Felipe se sintió furioso, desdichado, decepcionado porque no había guardado el secreto de Baines. Baines no hubiera tenido que confiar en él. Las personas mayores deberían guardar sus secretos para sí, y sin embargo, he aquí que la señora de Baines se disponía a confiarle otro en seguida.

—Déjeme que le haga cosquillas en la palma de la mano para saber si puede guardar un secreto.

Pero él se puso la mano detrás de la espalda. No quería que lo tocaran.

—Es un secreto entre nosotros, niño Felipe. Yo conozco todas las historias de ellos. Supongo que ella estaba tomando el té con él —dijo al azar.

—¿Y por qué no?

Su responsabilidad hacia Baines pesaba sobre su ánimo y la idea de que tendría que guardarle un secreto a ella mientras había traicionado el de Baines, le hacía medir dolorosamente toda la injusticia de la vida.

—Ella es simpática.

—Es simpática, en verdad —repitió la señora de Baines con una voz amarga a la que él no estaba acostumbrado.

—Y además es su sobrina.

—¡Ah! ¡Eso es lo que él cuenta! —comentó suavemente la señora de Baines como un eco más sordo que el sonido del reloj enfundado.

Trató de bromear.

—Viejo pícaro. Sobre todo no vaya a contarle que estoy enterada, niño Felipe. —Rígida, se había estacionado entre la mesa y la puerta y reflexionaba activamente; preparaba un plan—: Prométame que no dirá nada, niño Felipe, le daré esa caja de Meccano…

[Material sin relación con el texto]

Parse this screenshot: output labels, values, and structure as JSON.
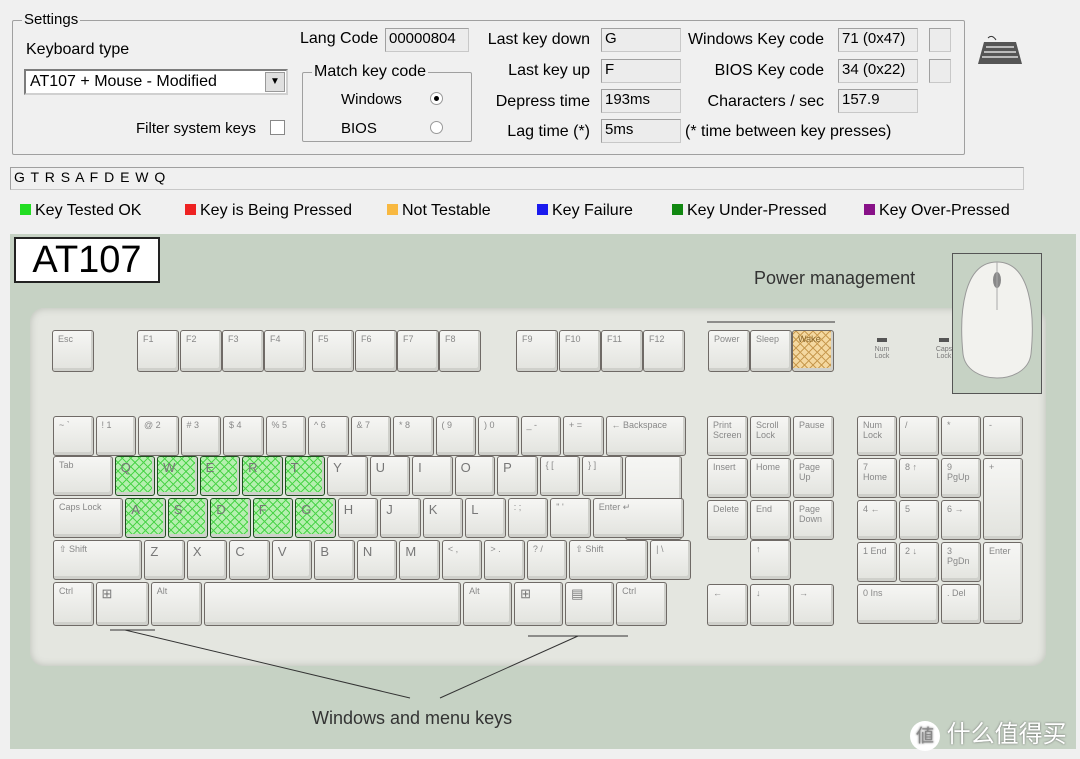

Él le volvió la espalda. No quería prometer, pero no diría nada. No quería ocuparse de sus secretos; declinaba las responsabilidades que ellos querían depositar sobre él. Sólo deseaba olvidar. Había absorbido una dosis de vida más fuerte de lo que esperaba y tenía miedo.

—… la caja de Meccano, 2-A, niño Felipe.

Nunca volvió a abrir sus cajas de Meccano, nunca construyó, nunca creó nada. Viejo diletante, murió sesenta años más tarde prefiriendo no dejar ninguna obra con tal de no evocar el recuerdo de la voz perversa de la señora de Baines, cuando le dio las buenas noches, o el ruido de sus pasos apagados y voluntariosos que por la escalera del sótano bajaban, bajaban, bajaban.